Dame Vera Lynn, best known for her sentimental second world war-era hits, will join supporters of Mr Elphicke's "People's Port" plan on Saturday. Her presence will highlight campaigners' claims that only their plan can guarantee that Britain's main maritime gateway to the Continent stays in British hands.
The campaigners have the port's main customers on their side. P&O Ferries, SeaFrance and DFDS, which are angry at their treatment by the port's current management, will back their proposals.
However, the Department for Transport looks likely to follow the lead of the last Conservative-led government and privatise the port to a conventional, probably non-British, private sector investor.
The argument is pitting the party's free-market and big-society tendencies against each other, according to Douglas McNeill, transport analyst at Charles Stanley and a former economics adviser to the Conservative party. "It highlights the contrast between these two strands of conservatism in quite a neat way - better than anything we've seen since the election," he says.
The port needs to finance around £400m in construction work on a new ferry terminal on the site of Dover's derelict western docks. Growing traffic and larger ferries are likely to exhaust capacity at the existing terminal within a decade.
The Dover Harbour Board, a charity-like trust that has run the port since 1606, is barred from borrowing to finance the work.
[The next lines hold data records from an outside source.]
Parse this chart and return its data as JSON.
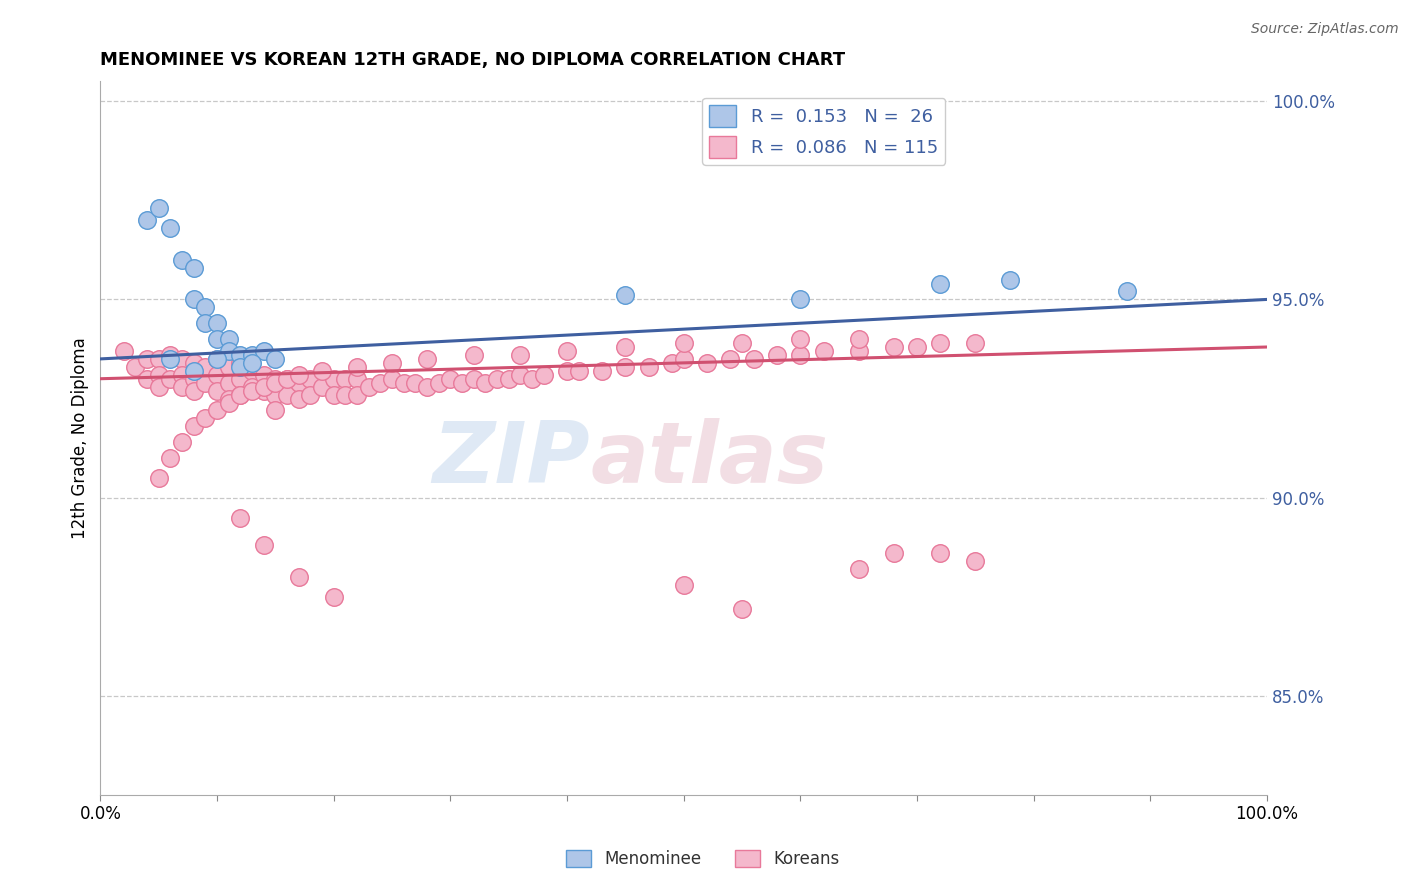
{
  "title": "MENOMINEE VS KOREAN 12TH GRADE, NO DIPLOMA CORRELATION CHART",
  "source_text": "Source: ZipAtlas.com",
  "ylabel": "12th Grade, No Diploma",
  "xlim": [
    0.0,
    1.0
  ],
  "ylim": [
    0.825,
    1.005
  ],
  "right_yticks": [
    0.85,
    0.9,
    0.95,
    1.0
  ],
  "right_yticklabels": [
    "85.0%",
    "90.0%",
    "95.0%",
    "100.0%"
  ],
  "xtick_positions": [
    0.0,
    0.1,
    0.2,
    0.3,
    0.4,
    0.5,
    0.6,
    0.7,
    0.8,
    0.9,
    1.0
  ],
  "xticklabels_ends": [
    "0.0%",
    "100.0%"
  ],
  "menominee_color": "#aec6e8",
  "menominee_edge": "#5b9bd5",
  "korean_color": "#f4b8cc",
  "korean_edge": "#e8799a",
  "trend_blue": "#3f5fa0",
  "trend_pink": "#d05070",
  "background_color": "#ffffff",
  "grid_color": "#c8c8c8",
  "men_trend_start": 0.935,
  "men_trend_end": 0.95,
  "kor_trend_start": 0.93,
  "kor_trend_end": 0.938,
  "men_x": [
    0.04,
    0.05,
    0.06,
    0.07,
    0.08,
    0.08,
    0.09,
    0.09,
    0.1,
    0.1,
    0.11,
    0.11,
    0.12,
    0.12,
    0.13,
    0.14,
    0.15,
    0.45,
    0.6,
    0.72,
    0.78,
    0.88,
    0.06,
    0.08,
    0.1,
    0.13
  ],
  "men_y": [
    0.97,
    0.973,
    0.968,
    0.96,
    0.958,
    0.95,
    0.948,
    0.944,
    0.944,
    0.94,
    0.94,
    0.937,
    0.936,
    0.933,
    0.936,
    0.937,
    0.935,
    0.951,
    0.95,
    0.954,
    0.955,
    0.952,
    0.935,
    0.932,
    0.935,
    0.934
  ],
  "kor_x": [
    0.02,
    0.03,
    0.04,
    0.04,
    0.05,
    0.05,
    0.05,
    0.06,
    0.06,
    0.07,
    0.07,
    0.07,
    0.08,
    0.08,
    0.08,
    0.09,
    0.09,
    0.1,
    0.1,
    0.1,
    0.11,
    0.11,
    0.11,
    0.12,
    0.12,
    0.12,
    0.13,
    0.13,
    0.14,
    0.14,
    0.15,
    0.15,
    0.15,
    0.16,
    0.16,
    0.17,
    0.17,
    0.18,
    0.18,
    0.19,
    0.2,
    0.2,
    0.21,
    0.21,
    0.22,
    0.22,
    0.23,
    0.24,
    0.25,
    0.26,
    0.27,
    0.28,
    0.29,
    0.3,
    0.31,
    0.32,
    0.33,
    0.34,
    0.35,
    0.36,
    0.37,
    0.38,
    0.4,
    0.41,
    0.43,
    0.45,
    0.47,
    0.49,
    0.5,
    0.52,
    0.54,
    0.56,
    0.58,
    0.6,
    0.62,
    0.65,
    0.68,
    0.7,
    0.72,
    0.75,
    0.12,
    0.14,
    0.17,
    0.2,
    0.5,
    0.55,
    0.65,
    0.68,
    0.72,
    0.75,
    0.05,
    0.06,
    0.07,
    0.08,
    0.09,
    0.1,
    0.11,
    0.12,
    0.13,
    0.14,
    0.15,
    0.16,
    0.17,
    0.19,
    0.22,
    0.25,
    0.28,
    0.32,
    0.36,
    0.4,
    0.45,
    0.5,
    0.55,
    0.6,
    0.65
  ],
  "kor_y": [
    0.937,
    0.933,
    0.935,
    0.93,
    0.935,
    0.931,
    0.928,
    0.936,
    0.93,
    0.935,
    0.931,
    0.928,
    0.934,
    0.93,
    0.927,
    0.933,
    0.929,
    0.935,
    0.931,
    0.927,
    0.933,
    0.929,
    0.925,
    0.934,
    0.93,
    0.926,
    0.932,
    0.928,
    0.931,
    0.927,
    0.93,
    0.926,
    0.922,
    0.93,
    0.926,
    0.929,
    0.925,
    0.93,
    0.926,
    0.928,
    0.93,
    0.926,
    0.93,
    0.926,
    0.93,
    0.926,
    0.928,
    0.929,
    0.93,
    0.929,
    0.929,
    0.928,
    0.929,
    0.93,
    0.929,
    0.93,
    0.929,
    0.93,
    0.93,
    0.931,
    0.93,
    0.931,
    0.932,
    0.932,
    0.932,
    0.933,
    0.933,
    0.934,
    0.935,
    0.934,
    0.935,
    0.935,
    0.936,
    0.936,
    0.937,
    0.937,
    0.938,
    0.938,
    0.939,
    0.939,
    0.895,
    0.888,
    0.88,
    0.875,
    0.878,
    0.872,
    0.882,
    0.886,
    0.886,
    0.884,
    0.905,
    0.91,
    0.914,
    0.918,
    0.92,
    0.922,
    0.924,
    0.926,
    0.927,
    0.928,
    0.929,
    0.93,
    0.931,
    0.932,
    0.933,
    0.934,
    0.935,
    0.936,
    0.936,
    0.937,
    0.938,
    0.939,
    0.939,
    0.94,
    0.94
  ]
}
Its directors have asked the DfT to let it sell a majority stake in a new operating company to a private investor, with minority stakes going to employees and a charitable trust to benefit the local community.
Mr Elphicke is expected to outline at Saturday's launch details for the financing of his rival plan, under which Dover area residents would be invited to pay £10 each to buy shares in a new company, the Dover People's Port Trust. He was unavailable to discuss the plans on Friday, but in September said City institutions would be prepared to lend to the new company.
"There would be a long-term contract with the ferry companies and long-term finance in the company," Mr Elphicke said. The People's Port idea was compatible with traditional Conservative enthusiasm for free enterprise, he insisted. "One has a group of people come together in association and run it as a commercial enterprise," he said.
However, Mr McNeill said the People's Port plan was likely to be higher-risk than a traditional privatisation. Others involved doubt the new trust would be able to raise as much cash to buy the port as mainstream financial institutions.
"I honestly don't think the People's Port idea is going to stack up," one person involved said. "We're talking quite serious money here."